Dr. Fauci told Congress members that the lack of testing in the disease’s early stages in America was a “failing” on the government’s part. In reality, however, America’s response to the coronavirus corresponds with its longstanding healthcare policy: reactive medicine.
I’m currently in the process of finalizing a paper on health outcomes. My study analyzed the costs of COPD patients based on their risk factors. What I found was that the more risk factors a patient has, the higher their costs will be. The main takeaway, then, is that American healthcare should move to a more preventive system in order to reduce the staggering costs that are as debilitating as the health conditions that cause them. The promotion of healthier practices, regular screenings, and earlier diagnoses reduce the risk of disease onset, and they help to curb more drastic, expensive measures.
But American healthcare practice continues to follow a reactionary protocol. Along with the complications brought on by insurance policy, reactive medicine skyrockets medical costs.
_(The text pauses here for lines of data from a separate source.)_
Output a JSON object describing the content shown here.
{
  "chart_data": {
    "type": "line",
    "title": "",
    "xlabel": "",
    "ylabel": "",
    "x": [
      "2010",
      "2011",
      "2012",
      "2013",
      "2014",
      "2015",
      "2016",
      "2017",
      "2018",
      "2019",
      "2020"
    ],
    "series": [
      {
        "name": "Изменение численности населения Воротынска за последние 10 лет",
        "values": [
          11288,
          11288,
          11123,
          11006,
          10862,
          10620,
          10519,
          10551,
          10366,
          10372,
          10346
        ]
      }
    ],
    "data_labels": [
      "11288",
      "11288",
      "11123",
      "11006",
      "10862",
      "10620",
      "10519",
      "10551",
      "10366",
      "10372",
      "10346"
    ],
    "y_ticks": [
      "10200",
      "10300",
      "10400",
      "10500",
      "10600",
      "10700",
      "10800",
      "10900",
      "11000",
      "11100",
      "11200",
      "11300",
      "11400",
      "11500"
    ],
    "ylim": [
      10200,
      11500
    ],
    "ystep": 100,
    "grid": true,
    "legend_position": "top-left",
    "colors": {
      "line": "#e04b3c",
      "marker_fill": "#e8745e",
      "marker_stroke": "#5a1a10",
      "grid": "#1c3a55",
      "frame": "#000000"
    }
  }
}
Our government’s inadequate coronavirus response, therefore, is no surprise to me: it mirrors the principles that are currently dooming America’s healthcare system. I hope, however, that we can look to Singapore as a model of the benefits of preventive medicine — that our longing for normalcy, like the relative normalcy that is present in Singapore, can open our eyes to the disheartening state of our status quo. I hope that by seeing that your life could have been relatively undisturbed — that maybe you or your kids would still be in school, that perhaps millions of workers across the country would still have jobs — you realize not just that the American government failed us, but that the principles on which American healthcare are built must change.